Terorisnya adalah orang dari lingkungan sendiri.
Mohamed Lahouaiej-Bouhlel, yang melakukan serangan di Nice, tidak memiliki latar belakang sebagai kelompok Islamis. Dia hanya pengemudi truk yang berperi laku buruk, yang tingga di sebuah flat di kota, dan beberapa hukuman akibat tindak kekerasan kecil yang dilakukannya. Dia sama sekali bukan sosok spesial.
Namun, dia telah memerintahkan dirinya untuk melakukan tindakan tak terbayangkan biadabnya, dengan sengaja menabrakkan truk seberat 19 ton dalam kecepatan tinggi ke arah kerumunan orang-orang sekotanya.
Asumsi yang ada adalah bahwa dia telah “meradikalisasikan dirinya sensiri”: dengan kata lain dia telah termakan oleh propaganda kaum jihadis yang berasal dari apa yang dinamakan Islamic State (IS), dan mengangkat duka level pribadi ke level alam semesta.
Larossi Abballa, yang membunuh dua polisi di rumah mereka di Magnanville, sebelah barat Paris, memiliki latar belakan yang mirip.
Dia juga penjahat biasa–tidak menampakkan kecenderungan religius apa-apa–yang kemudian beralih rupa oleh tindakan berdarah.
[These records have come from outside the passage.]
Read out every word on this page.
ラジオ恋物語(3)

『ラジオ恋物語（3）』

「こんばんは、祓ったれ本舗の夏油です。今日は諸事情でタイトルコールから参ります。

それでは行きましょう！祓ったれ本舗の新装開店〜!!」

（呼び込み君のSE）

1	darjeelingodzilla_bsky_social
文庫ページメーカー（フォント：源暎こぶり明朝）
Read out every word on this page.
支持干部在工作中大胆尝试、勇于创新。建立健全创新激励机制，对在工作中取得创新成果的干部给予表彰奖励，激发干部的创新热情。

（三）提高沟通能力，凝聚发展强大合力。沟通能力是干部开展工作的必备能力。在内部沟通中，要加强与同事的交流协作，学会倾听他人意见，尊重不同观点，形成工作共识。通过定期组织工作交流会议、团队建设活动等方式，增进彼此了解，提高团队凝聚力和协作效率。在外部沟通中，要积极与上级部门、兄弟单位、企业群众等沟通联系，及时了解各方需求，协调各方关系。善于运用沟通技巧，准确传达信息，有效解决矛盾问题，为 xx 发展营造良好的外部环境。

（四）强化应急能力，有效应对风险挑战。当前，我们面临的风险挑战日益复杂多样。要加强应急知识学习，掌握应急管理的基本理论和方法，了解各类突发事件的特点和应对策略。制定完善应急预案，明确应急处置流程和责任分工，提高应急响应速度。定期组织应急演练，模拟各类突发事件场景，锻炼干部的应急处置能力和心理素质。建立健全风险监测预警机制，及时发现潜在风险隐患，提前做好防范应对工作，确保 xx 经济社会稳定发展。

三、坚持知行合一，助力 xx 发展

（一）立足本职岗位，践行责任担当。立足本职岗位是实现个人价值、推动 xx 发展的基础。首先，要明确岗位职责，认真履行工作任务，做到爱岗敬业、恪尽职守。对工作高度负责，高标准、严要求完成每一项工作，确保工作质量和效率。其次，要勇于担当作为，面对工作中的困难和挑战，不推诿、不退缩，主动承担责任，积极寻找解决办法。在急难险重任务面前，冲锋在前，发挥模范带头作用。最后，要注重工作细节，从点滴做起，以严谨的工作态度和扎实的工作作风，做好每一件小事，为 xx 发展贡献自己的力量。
Ciri yang sama dari kedua orang itu bukan sekadar mereka sama-sama lemah dalam hal ideologi Islam. Mereka pun sama-sama memiliki kebencian: kebencian kepada Prancis, kebencian terhadap simbol-simbolnya, kebencian terhadap apa yang diperjuangkannya. Itu adalah masalah mengerikan yang dihadapi oleh siapapun yang menjabat sebagai pemerintah Prancis.
Ada berpuluh-puluh ribu pemuda muslim yang merasakan kebencian seperti itu terhadap negeri yang dalam teori merupakan negeri mereka sendiri. Biasanya kebencian itu tidak bersumber dari agama, namun semakin lama agama dijadikan sebagai wujud ekspresinya.
Meski demikian, sebagian besar dari mereka tidak akan menjelmakan perasaan tersebut mereka ke dalam tindak kekerasan. Namun, beberapa orang akan melakukan tindakan tersebut, lebih-lebih lagi setelah IS kini menyerukan kepada para calon jihadis untuk tidak usah berangkat ke Syria, cukup melakukan apa yang dapat mereka lakukan di rumah sendiri.
Dan, apa yang diperlihatkan di Nice, dan dalam skala yang lebih kecil di Magnaville, adalah bahwa pembunuh yang sudah berbulat tekad selalu dapat menemukan cara untuk melakukan aksinya.
Tentara yang berjaga-jaga di jalanan, pemeriksaan tambahan di stasiun kereta api, penjagaan di sinagog–itu semua akan mencegah terjadinya serangan di tempat tersebut pada waktu tertentu.